When did you realize it was time to move from analog to digital?
“I used to be a tube amp guy. I had a Friedman BE-100 at one point, which was my dream amp, though I was mainly using it for ’80s pop gigs with China Crisis. When I moved to Switzerland, I started using Neural DSP and working with them on videos. I got sick of not having the same tones live, and then the Quad Cortex came along.
“Suddenly I could have a compressed Fender funk sound, a Vox chime or even a BE-100. Traveling became the easiest thing, so I’m digital from now on. I’m working on more stuff with Neural, plus new solo material.”
Your session work stretches from gospel music to playing for China Crisis. What have you learned from those experiences?
“My biggest shows have been with China Crisis. There was one festival we did with A-ha and Seal in front of 40,000 people. Before that, I was doing session stuff for high-end gospel musicians. Tom Quayle noticed that’s when my playing really started to improve, because they’d throw crazy changes into songs like Valerie by Amy Winehouse without explaining what was happening.

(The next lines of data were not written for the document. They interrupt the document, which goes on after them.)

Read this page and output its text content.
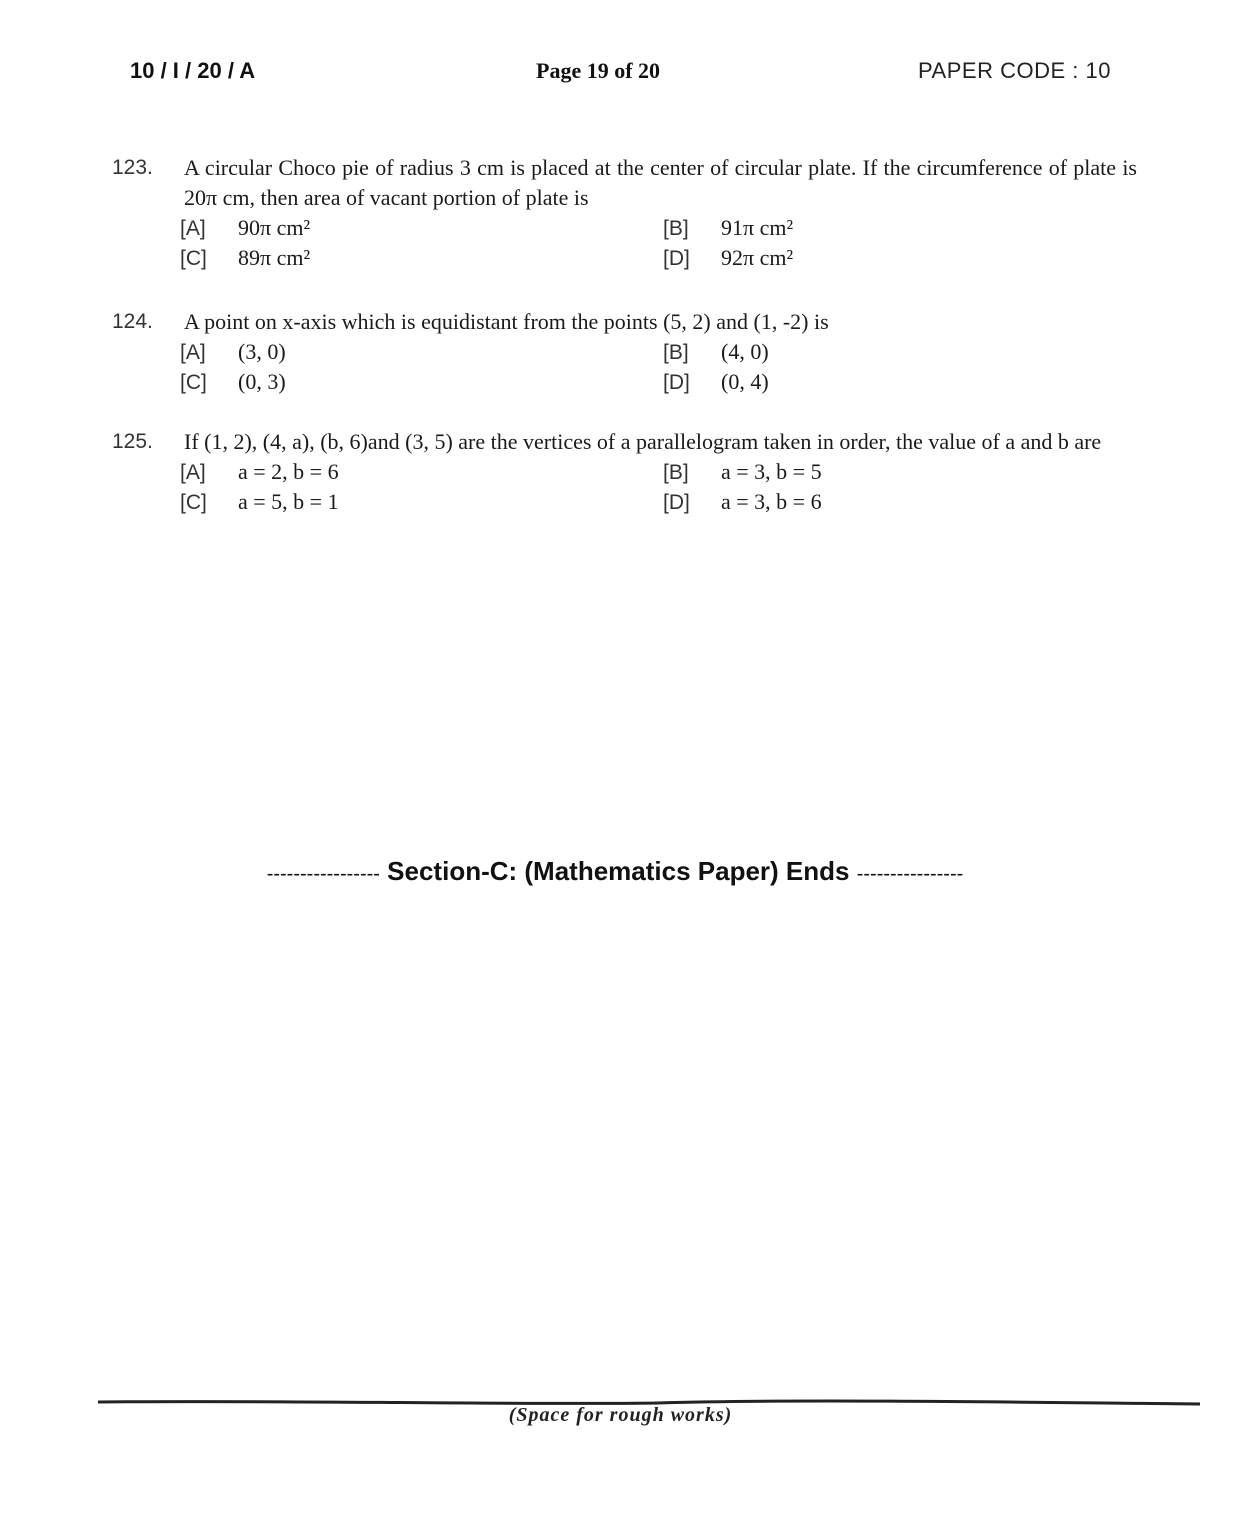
10 / I / 20 / A	Page 19 of 20	PAPER CODE : 10
123. A circular Choco pie of radius 3 cm is placed at the center of circular plate. If the circumference of plate is 20π cm, then area of vacant portion of plate is
[A] 90π cm²	[B] 91π cm²
[C] 89π cm²	[D] 92π cm²
124. A point on x-axis which is equidistant from the points (5, 2) and (1, -2) is
[A] (3, 0)	[B] (4, 0)
[C] (0, 3)	[D] (0, 4)
125. If (1, 2), (4, a), (b, 6)and (3, 5) are the vertices of a parallelogram taken in order, the value of a and b are
[A] a = 2, b = 6	[B] a = 3, b = 5
[C] a = 5, b = 1	[D] a = 3, b = 6
----------------- Section-C: (Mathematics Paper) Ends ----------------
(Space for rough works)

“I’d be sitting there at 19 years old, super-innocent, having never heard chords like that. I’d record memos on my phone and work it all out later. Then I realized how it linked into what Eric Gales does, using re-harmonizations that are tasteful and soulful in equal measure.”
Fusion players tend to be quite serious, but we’ve seen you turning songs like The Wheels on the Bus and Baby Shark into re-harmonized jazz odysseys.
“That stuff comes from the Swedish band Dirty Loops. When they formed, they decided to have fun covering songs like Baby by Justin Bieber, precisely because fusion players can get very serious.
“When my daughter became obsessed with nursery rhymes, I tried showing her how to play them on the keyboard, but she lost interest. Hours later, I’d be still playing them, having more fun than I imagined. Honestly, I never thought I’d be talking to Guitar World about The Wheels on the Bus and Baby Shark.”